Montag, 11. September 2006    zurück   Münchner Merkur Nr. 209 | MM 4

 

"Wir tragen das Kreuz zum Papst"

300 Jugendliche pilgern nach Riem

"Auf meiner Eintrittskarte steht: Gottesdienst mit Papst Benedikt. An Deiner Seite, Gott, und unter Deinem Schutz will ich mich auf den Weg machen "

Foto: Karsten Lauer

München Der letzte Zug ist weg. Michael und. Bernhard hätten ihn erwischt, wären vielleicht schon daheim, in Polling (Kreis (Weilheim Schongau), aber sie wollten nicht -, sie wollten lieber pilgern. Es ist kurz nach drei, und die Brüder stehen im Korbinians-Haus an der Preysingstraße in München-Haidhausen. Michael reibt sich die Augen, später wird er sagen: "Es ist zu kalt, um müde zu werden." Bernhard erzählt von der "Jugendnacht": Andacht, Gottesdienst, Gospelchor. Dann setzt er seinen Rucksack ab und befestigt zwei weiß-gelbe Vatikanfähnchen "Wer glaubt, ist nie allein", steht auf dem Tuch, das er dabei hat. Zehn Kilometer Fußmarsch liegen vor ihm, vor seinem Bruder und vor den rund 300 anderen Jugendlichen. Die letzte Etappe der "Jugendnacht": Pilgern zur Papst Messe nach Riem.

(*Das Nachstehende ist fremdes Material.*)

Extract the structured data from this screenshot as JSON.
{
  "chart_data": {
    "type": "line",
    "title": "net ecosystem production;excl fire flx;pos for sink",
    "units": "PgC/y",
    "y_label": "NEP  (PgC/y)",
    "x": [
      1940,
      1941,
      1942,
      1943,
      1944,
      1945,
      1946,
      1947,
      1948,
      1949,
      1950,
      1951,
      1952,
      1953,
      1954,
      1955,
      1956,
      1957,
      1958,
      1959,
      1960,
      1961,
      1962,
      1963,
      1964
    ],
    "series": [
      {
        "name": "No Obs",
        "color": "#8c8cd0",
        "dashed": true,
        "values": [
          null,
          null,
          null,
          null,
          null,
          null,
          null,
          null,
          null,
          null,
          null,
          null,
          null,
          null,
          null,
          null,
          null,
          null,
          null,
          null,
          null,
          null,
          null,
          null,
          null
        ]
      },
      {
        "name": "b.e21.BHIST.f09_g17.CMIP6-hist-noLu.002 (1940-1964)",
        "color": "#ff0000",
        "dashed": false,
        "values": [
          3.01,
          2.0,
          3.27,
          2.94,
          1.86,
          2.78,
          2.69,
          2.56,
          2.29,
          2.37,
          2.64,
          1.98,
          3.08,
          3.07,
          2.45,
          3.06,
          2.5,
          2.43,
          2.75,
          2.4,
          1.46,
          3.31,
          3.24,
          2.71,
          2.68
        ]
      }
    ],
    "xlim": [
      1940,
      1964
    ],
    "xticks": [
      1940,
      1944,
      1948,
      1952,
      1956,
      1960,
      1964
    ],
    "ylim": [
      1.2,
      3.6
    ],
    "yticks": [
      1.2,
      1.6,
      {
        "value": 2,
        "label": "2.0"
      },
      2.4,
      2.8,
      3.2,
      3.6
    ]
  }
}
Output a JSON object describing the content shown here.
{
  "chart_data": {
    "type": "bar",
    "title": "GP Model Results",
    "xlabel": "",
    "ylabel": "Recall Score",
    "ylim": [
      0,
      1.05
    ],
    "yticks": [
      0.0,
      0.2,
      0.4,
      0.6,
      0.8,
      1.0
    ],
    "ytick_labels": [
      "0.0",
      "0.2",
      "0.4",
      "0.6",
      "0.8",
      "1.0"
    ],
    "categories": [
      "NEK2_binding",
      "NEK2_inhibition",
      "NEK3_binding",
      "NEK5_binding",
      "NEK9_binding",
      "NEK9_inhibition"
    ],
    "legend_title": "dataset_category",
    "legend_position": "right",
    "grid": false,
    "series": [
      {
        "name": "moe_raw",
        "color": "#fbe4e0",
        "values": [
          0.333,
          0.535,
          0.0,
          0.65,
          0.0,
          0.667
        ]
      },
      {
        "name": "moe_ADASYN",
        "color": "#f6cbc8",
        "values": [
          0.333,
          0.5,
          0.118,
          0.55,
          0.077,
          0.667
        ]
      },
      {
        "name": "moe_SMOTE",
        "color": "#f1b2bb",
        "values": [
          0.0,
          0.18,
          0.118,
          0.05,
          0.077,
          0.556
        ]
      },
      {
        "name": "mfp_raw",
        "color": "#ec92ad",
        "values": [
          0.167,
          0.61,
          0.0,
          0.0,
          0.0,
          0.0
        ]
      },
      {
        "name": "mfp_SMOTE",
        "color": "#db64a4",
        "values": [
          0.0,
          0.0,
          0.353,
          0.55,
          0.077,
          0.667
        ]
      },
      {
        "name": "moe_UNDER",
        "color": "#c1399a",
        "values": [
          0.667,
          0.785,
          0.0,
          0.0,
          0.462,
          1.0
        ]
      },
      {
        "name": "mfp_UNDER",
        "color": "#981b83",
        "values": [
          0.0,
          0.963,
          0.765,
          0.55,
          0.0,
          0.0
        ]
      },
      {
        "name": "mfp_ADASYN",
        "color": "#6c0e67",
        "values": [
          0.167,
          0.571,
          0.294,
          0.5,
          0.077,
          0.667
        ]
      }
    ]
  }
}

Jugendliche suchen nach Orientierung: Sie suchen nach authentischen Menschen, die für etwas stehen", sagt Dirk Tänzler, Bundesvorsitzender der Deutschen Katholischen Jugend (BDKJ). Tänzler ist ein Mann, der viel lacht, einen kleinen Bierbauch vor sich herträgt und "mit Leidenschaft Ruhrgebiets-deutsch" spricht. Er ist überzeugt, dass Teenager Leitfiguren brauchen - Personen, die ihn etwas vorleben, wie er es ausdrückt. "Was nicht heißt, dass sie alles eins zu eins übernehmen", es gehe vielmehr um Denkanstöße.

 Die Denkanstöße sind auf kleinen Zetteln notiert, die BDKJ-Mitarbeiter an alle jungen Pilger verteilen: "Worauf warte ich in meinem Leben?", steht da zum Beispiel. Oder: "Wann war ich das letzte Mal Feuer und Flamme?", "Wo gibt es in meinem Glauben Begeisterung?"

"Es ist dieses gigantische Gemeinschaftsgefühl. Die vielen Jugendlich" - wir haben zusammen Spaß, wir beten nicht nur die ganze Zeit", sagt Andrada. Sie spricht in kurzen, teils abgehackten Sätzen. Immer wieder atmet sie tief durch. Mit sieben anderen Mitgliedern der katholischen Jugend Traunreut (Kreis Traunstein) trägt sie das hölzerne Kreuz auf ihren Schultern - 3,30 Meter hoch, mehr als 50 Kilogramm schwer. Sie spricht von "großer Ehre": Benedikt XVI. hat in Traunstein - "unserem Landkreis" - das Gymnasium besucht. Ihre Freundin Daniela hat ihn "live" gesehen, als er noch Kardinal war. "Wir tragen das Kreuz bis zum Papst sagt Andrada und keucht dabei ein bisschen. Ihr Wunschtraum platzte beim Wechsel an der Berg-am-Laim-Straße.

Das Kreuz ist "jetzt fest in rumänischer Hand", witzelt ein junge, Mann. Emil der als Einziger der 45-köpfigen Pilgergruppe aus Rumänien Deutsch spricht, sagt während eines Gebets in einer Truderinger Kirche: "Die meisten von uns sind grichisch-katholisch. Und wir machen hier sehr gern mit, denn wir sind genauso katholisch wie Ihr."

Foto: Karsten LauerAls sich der Himmel langsam rötlich färbt, erreichen die Pilger das Messegelände. Als die Sonne scheint, stehen sie in Block M7. Sie stellen das Kreuz ab, breiten ihre Decken aus. Manche haben Augenringe, einige Mädchen klagen über zerlaufene Wimperntusche. In zweieinhalb Stunden wird "Benedetto" im Papamobil vorbeifahren. Die Pilger werden die weiß-gelben Fähnchen schwenken. Nach der Messe werden sie zur nächsten U-Bahn-Station pilgern.
"Wir
können im Zug schlafen", sagt Andrada. Sie blinzelt gegen das Sonnenlicht.